# Arnhem land gecko ID



## waruikazi (Mar 21, 2009)

I found this little fella in central Arnhem land. I think it's a bynoes but gecks aren't my thing hey. Anyone help?

BTW i don't want to scare or cause mass panic to anyone but these pictures were taken on my mobile :shock: How good is that!?


----------



## cracksinthepitch (Mar 21, 2009)

Wow good pics for a phone, is it a new one and how many megapixels isit?


----------



## waruikazi (Mar 21, 2009)

cracksinthepitch said:


> Wow good pics for a phone, is it a new one and how many megapixels isit?

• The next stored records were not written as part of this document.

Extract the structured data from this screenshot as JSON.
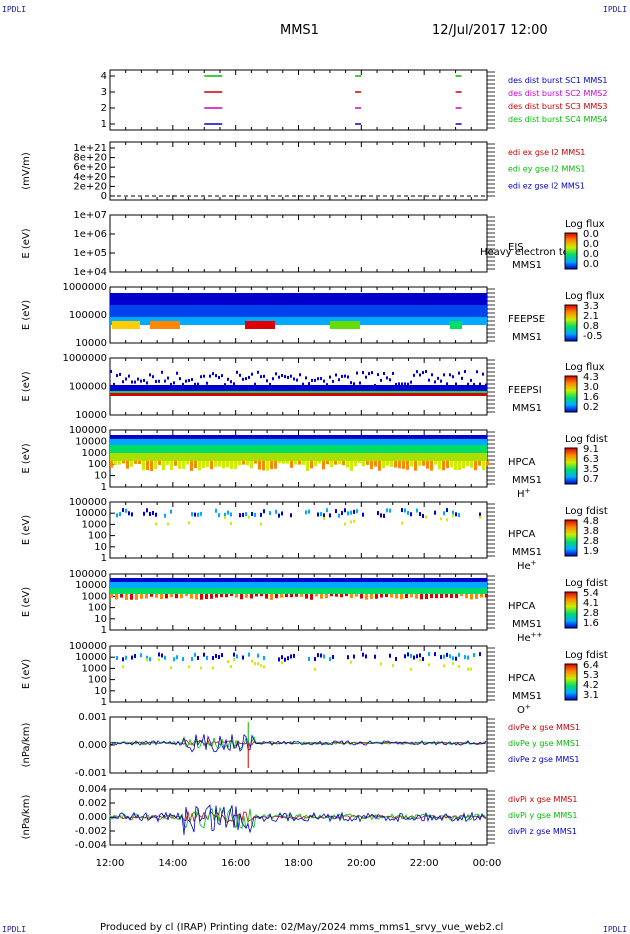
{
  "watermarks": [
    "IPDLI",
    "IPDLI",
    "IPDLI",
    "IPDLI"
  ],
  "header": {
    "mission": "MMS1",
    "date": "12/Jul/2017 12:00"
  },
  "footer": "Produced by cl (IRAP)   Printing date: 02/May/2024   mms_mms1_srvy_vue_web2.cl",
  "chart_data": {
    "type": "multi-panel",
    "x_ticks": [
      "12:00",
      "14:00",
      "16:00",
      "18:00",
      "20:00",
      "22:00",
      "00:00"
    ],
    "panels": [
      {
        "id": "des-burst",
        "ylabel": "",
        "yticks": [
          "4",
          "3",
          "2",
          "1"
        ],
        "legend": [
          {
            "text": "des dist burst SC1 MMS1",
            "color": "#0000cc"
          },
          {
            "text": "des dist burst SC2 MMS2",
            "color": "#cc00cc"
          },
          {
            "text": "des dist burst SC3 MMS3",
            "color": "#cc0000"
          },
          {
            "text": "des dist burst SC4 MMS4",
            "color": "#00bb00"
          }
        ],
        "bursts_hours": [
          15.0,
          19.8,
          23.0
        ],
        "levels": [
          4,
          3,
          2,
          1
        ],
        "level_colors": [
          "#00bb00",
          "#cc0000",
          "#cc00cc",
          "#0000cc"
        ]
      },
      {
        "id": "edi",
        "ylabel": "(mV/m)",
        "yticks": [
          "1e+21",
          "8e+20",
          "6e+20",
          "4e+20",
          "2e+20",
          "0"
        ],
        "legend": [
          {
            "text": "edi ex gse l2 MMS1",
            "color": "#cc0000"
          },
          {
            "text": "edi ey gse l2 MMS1",
            "color": "#00bb00"
          },
          {
            "text": "edi ez gse l2 MMS1",
            "color": "#0000cc"
          }
        ]
      },
      {
        "id": "eis",
        "ylabel": "E (eV)",
        "yticks": [
          "1e+07",
          "1e+06",
          "1e+05",
          "1e+04"
        ],
        "labels": [
          "EIS",
          "MMS1"
        ],
        "overlay": "Heavy electron to",
        "cbar_title": "Log flux",
        "cbar_ticks": [
          "0.0",
          "0.0",
          "0.0",
          "0.0"
        ]
      },
      {
        "id": "feepse",
        "ylabel": "E (eV)",
        "yticks": [
          "1000000",
          "100000",
          "10000"
        ],
        "labels": [
          "FEEPSE",
          "MMS1"
        ],
        "cbar_title": "Log flux",
        "cbar_ticks": [
          "3.3",
          "2.1",
          "0.8",
          "-0.5"
        ]
      },
      {
        "id": "feepsi",
        "ylabel": "E (eV)",
        "yticks": [
          "1000000",
          "100000",
          "10000"
        ],
        "labels": [
          "FEEPSI",
          "MMS1"
        ],
        "cbar_title": "Log flux",
        "cbar_ticks": [
          "4.3",
          "3.0",
          "1.6",
          "0.2"
        ]
      },
      {
        "id": "hpca-h",
        "ylabel": "E (eV)",
        "yticks": [
          "100000",
          "10000",
          "1000",
          "100",
          "10",
          "1"
        ],
        "labels": [
          "HPCA",
          "MMS1"
        ],
        "species": "H",
        "species_sup": "+",
        "cbar_title": "Log fdist",
        "cbar_ticks": [
          "9.1",
          "6.3",
          "3.5",
          "0.7"
        ]
      },
      {
        "id": "hpca-he",
        "ylabel": "E (eV)",
        "yticks": [
          "100000",
          "10000",
          "1000",
          "100",
          "10",
          "1"
        ],
        "labels": [
          "HPCA",
          "MMS1"
        ],
        "species": "He",
        "species_sup": "+",
        "cbar_title": "Log fdist",
        "cbar_ticks": [
          "4.8",
          "3.8",
          "2.8",
          "1.9"
        ]
      },
      {
        "id": "hpca-hepp",
        "ylabel": "E (eV)",
        "yticks": [
          "100000",
          "10000",
          "1000",
          "100",
          "10",
          "1"
        ],
        "labels": [
          "HPCA",
          "MMS1"
        ],
        "species": "He",
        "species_sup": "++",
        "cbar_title": "Log fdist",
        "cbar_ticks": [
          "5.4",
          "4.1",
          "2.8",
          "1.6"
        ]
      },
      {
        "id": "hpca-o",
        "ylabel": "E (eV)",
        "yticks": [
          "100000",
          "10000",
          "1000",
          "100",
          "10",
          "1"
        ],
        "labels": [
          "HPCA",
          "MMS1"
        ],
        "species": "O",
        "species_sup": "+",
        "cbar_title": "Log fdist",
        "cbar_ticks": [
          "6.4",
          "5.3",
          "4.2",
          "3.1"
        ]
      },
      {
        "id": "divpe",
        "ylabel": "(nPa/km)",
        "yticks": [
          "0.001",
          "0.000",
          "-0.001"
        ],
        "legend": [
          {
            "text": "divPe x gse MMS1",
            "color": "#cc0000"
          },
          {
            "text": "divPe y gse MMS1",
            "color": "#00bb00"
          },
          {
            "text": "divPe z gse MMS1",
            "color": "#0000cc"
          }
        ]
      },
      {
        "id": "divpi",
        "ylabel": "(nPa/km)",
        "yticks": [
          "0.004",
          "0.002",
          "0.000",
          "-0.002",
          "-0.004"
        ],
        "legend": [
          {
            "text": "divPi x gse MMS1",
            "color": "#cc0000"
          },
          {
            "text": "divPi y gse MMS1",
            "color": "#00bb00"
          },
          {
            "text": "divPi z gse MMS1",
            "color": "#0000cc"
          }
        ]
      }
    ]
  }
}
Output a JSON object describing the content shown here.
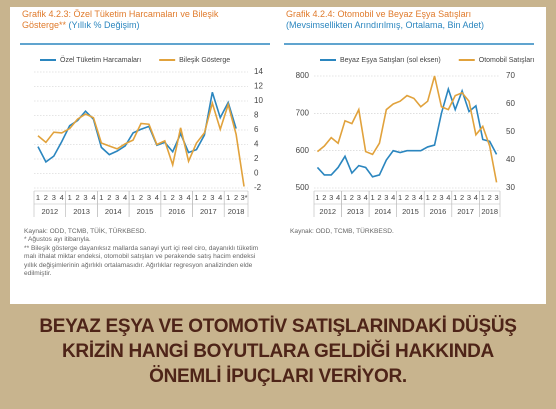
{
  "chart_data": [
    {
      "type": "line",
      "title": "Grafik 4.2.3: Özel Tüketim Harcamaları ve Bileşik Gösterge**",
      "subtitle": "(Yıllık % Değişim)",
      "years": [
        {
          "label": "2012",
          "quarters": [
            "1",
            "2",
            "3",
            "4"
          ]
        },
        {
          "label": "2013",
          "quarters": [
            "1",
            "2",
            "3",
            "4"
          ]
        },
        {
          "label": "2014",
          "quarters": [
            "1",
            "2",
            "3",
            "4"
          ]
        },
        {
          "label": "2015",
          "quarters": [
            "1",
            "2",
            "3",
            "4"
          ]
        },
        {
          "label": "2016",
          "quarters": [
            "1",
            "2",
            "3",
            "4"
          ]
        },
        {
          "label": "2017",
          "quarters": [
            "1",
            "2",
            "3",
            "4"
          ]
        },
        {
          "label": "2018",
          "quarters": [
            "1",
            "2",
            "3*"
          ]
        }
      ],
      "series": [
        {
          "name": "Özel Tüketim Harcamaları",
          "color": "#2b86bf",
          "values": [
            3.7,
            1.6,
            2.4,
            4.4,
            6.6,
            7.3,
            8.6,
            7.5,
            3.6,
            2.6,
            3.1,
            3.8,
            5.6,
            6.1,
            6.5,
            3.9,
            4.3,
            3.0,
            5.5,
            2.9,
            3.3,
            5.3,
            11.2,
            7.7,
            9.8,
            6.2,
            null
          ]
        },
        {
          "name": "Bileşik Gösterge",
          "color": "#e1a23c",
          "values": [
            5.2,
            4.3,
            5.7,
            5.6,
            6.2,
            7.5,
            8.2,
            7.7,
            4.2,
            3.8,
            3.4,
            4.1,
            4.6,
            6.9,
            6.8,
            4.0,
            4.5,
            1.2,
            6.3,
            1.7,
            4.2,
            5.6,
            9.7,
            6.1,
            9.5,
            5.4,
            -1.8
          ]
        }
      ],
      "ylim": [
        -2,
        14
      ],
      "yticks": [
        -2,
        0,
        2,
        4,
        6,
        8,
        10,
        12,
        14
      ],
      "y_axis_side": "right",
      "grid": true,
      "notes": [
        "Kaynak: ODD, TCMB, TÜİK, TÜRKBESD.",
        "* Ağustos ayı itibarıyla.",
        "** Bileşik gösterge dayanıksız mallarda sanayi yurt içi reel ciro, dayanıklı tüketim malı ithalat miktar endeksi, otomobil satışları ve perakende satış hacim endeksi yıllık değişimlerinin ağırlıklı ortalamasıdır. Ağırlıklar regresyon analizinden elde edilmiştir."
      ]
    },
    {
      "type": "line",
      "title": "Grafik 4.2.4: Otomobil ve Beyaz Eşya Satışları",
      "subtitle": "(Mevsimsellikten Arındırılmış, Ortalama, Bin Adet)",
      "years": [
        {
          "label": "2012",
          "quarters": [
            "1",
            "2",
            "3",
            "4"
          ]
        },
        {
          "label": "2013",
          "quarters": [
            "1",
            "2",
            "3",
            "4"
          ]
        },
        {
          "label": "2014",
          "quarters": [
            "1",
            "2",
            "3",
            "4"
          ]
        },
        {
          "label": "2015",
          "quarters": [
            "1",
            "2",
            "3",
            "4"
          ]
        },
        {
          "label": "2016",
          "quarters": [
            "1",
            "2",
            "3",
            "4"
          ]
        },
        {
          "label": "2017",
          "quarters": [
            "1",
            "2",
            "3",
            "4"
          ]
        },
        {
          "label": "2018",
          "quarters": [
            "1",
            "2",
            "3"
          ]
        }
      ],
      "series": [
        {
          "name": "Beyaz Eşya Satışları (sol eksen)",
          "color": "#2b86bf",
          "values": [
            555,
            535,
            535,
            555,
            585,
            540,
            560,
            555,
            530,
            535,
            575,
            600,
            595,
            600,
            600,
            600,
            610,
            615,
            700,
            765,
            710,
            760,
            705,
            720,
            630,
            625,
            590
          ]
        },
        {
          "name": "Otomobil Satışları",
          "color": "#e1a23c",
          "axis": "y2",
          "values": [
            43,
            45,
            48,
            46,
            54,
            53,
            58,
            43,
            42,
            46,
            58,
            60,
            61,
            63,
            62,
            59,
            61,
            70,
            59,
            58,
            63,
            64,
            61,
            49,
            52,
            45,
            32
          ]
        }
      ],
      "ylim": [
        500,
        800
      ],
      "yticks": [
        500,
        600,
        700,
        800
      ],
      "y2lim": [
        30,
        70
      ],
      "y2ticks": [
        30,
        40,
        50,
        60,
        70
      ],
      "grid": true,
      "notes": [
        "Kaynak: ODD, TCMB, TÜRKBESD."
      ]
    }
  ],
  "banner": [
    "BEYAZ EŞYA VE OTOMOTİV SATIŞLARINDAKİ DÜŞÜŞ",
    "KRİZİN HANGİ BOYUTLARA GELDİĞİ HAKKINDA",
    "ÖNEMLİ İPUÇLARI VERİYOR."
  ]
}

It's a Nokia a couple of months old with 5 mega pixels. The only thing i can fault it on is that when you use the flash it blues things out a bit and it is a little slow to use. But apart from that i am astounded!


----------



## Dan123 (Mar 21, 2009)

lol . all fellas up there just call em rockies. used to find em all over the cabins and in the hall where we stayed when we woke up. (before dawn)


----------



## waruikazi (Mar 21, 2009)

Dan123 said:


> lol . all fellas up there just call em rockies. used to find em all over the cabins and in the hall where we stayed when we woke up. (before dawn)



Nah wouldn't be these ones eh. These are totally terrestrial. One's all over the cabin would be and are asian house geks.


----------